Textos publicados en los libros “Un derbi solidario”.
Mi padre tenía las piernas más hermosas del fútbol español. Que yo recuerde, sólo el sportinguista Joaquín Alonso podía hacerle sombra. Ambos eran altos, esbeltos y educados hasta el extremo de no saber si estaban en el césped de El Molinón, en el campo del Júpiter leonés Real Club (en el caso de mi padre) o en un salón parisino. Creo que, al margen de este valioso detalle en mi vida, mis evocaciones rojiblancas apenas tendrían trascendencia. Es cierto que el bigotudo Capitán despertaba la admiración y las simpatías de medio mundo, pero en mi caso sólo había ojos para el Oviedo y el Real Madrid, aunque nunca he tenido claro si por ese orden.
He vivido durante años alejada del planeta fútbol.

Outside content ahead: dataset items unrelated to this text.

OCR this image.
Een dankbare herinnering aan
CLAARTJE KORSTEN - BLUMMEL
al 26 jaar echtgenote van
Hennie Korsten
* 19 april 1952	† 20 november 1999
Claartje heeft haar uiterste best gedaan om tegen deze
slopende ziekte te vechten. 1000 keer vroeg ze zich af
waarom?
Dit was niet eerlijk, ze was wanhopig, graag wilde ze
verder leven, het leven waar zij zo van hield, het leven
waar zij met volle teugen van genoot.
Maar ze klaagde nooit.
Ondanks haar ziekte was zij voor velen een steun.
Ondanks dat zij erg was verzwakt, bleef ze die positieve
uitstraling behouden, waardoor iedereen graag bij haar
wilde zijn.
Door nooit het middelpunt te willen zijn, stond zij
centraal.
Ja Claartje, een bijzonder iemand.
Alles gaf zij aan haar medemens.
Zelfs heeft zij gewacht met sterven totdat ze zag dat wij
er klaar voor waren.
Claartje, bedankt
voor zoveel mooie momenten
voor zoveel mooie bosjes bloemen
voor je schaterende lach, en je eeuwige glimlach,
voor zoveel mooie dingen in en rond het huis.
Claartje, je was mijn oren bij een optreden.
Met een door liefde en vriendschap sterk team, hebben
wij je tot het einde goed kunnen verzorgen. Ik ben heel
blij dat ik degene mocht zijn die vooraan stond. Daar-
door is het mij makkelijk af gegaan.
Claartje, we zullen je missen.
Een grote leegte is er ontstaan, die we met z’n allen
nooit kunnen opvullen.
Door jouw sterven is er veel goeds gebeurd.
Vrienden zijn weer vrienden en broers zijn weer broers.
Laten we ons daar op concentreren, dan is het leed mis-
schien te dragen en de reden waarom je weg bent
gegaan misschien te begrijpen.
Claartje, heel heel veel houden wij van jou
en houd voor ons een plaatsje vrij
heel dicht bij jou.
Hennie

A mi manera, he subsistido en una burbuja sin goles, sin remates a porterías, salvo en aquellos momentos en los que era inevitable escuchar la radio en el coche, cuando regresábamos de la playa precipitadamente y en un evidente estado de nervios colectivo. Cualquiera diría que el universo se encaminaba a su cataclismo final sólo porque empezaba un partido de fútbol. Y daba igual que los niños lo estuviéramos pasando de muerte o que fuera el primer día de sol en meses. Mi padre y mi tío Janano, brillante delantero del Oviedo a mediados de los años cincuenta, desmontaban el chiringuito y ¡hala! Todos a casa, a vivir la vida de color azul.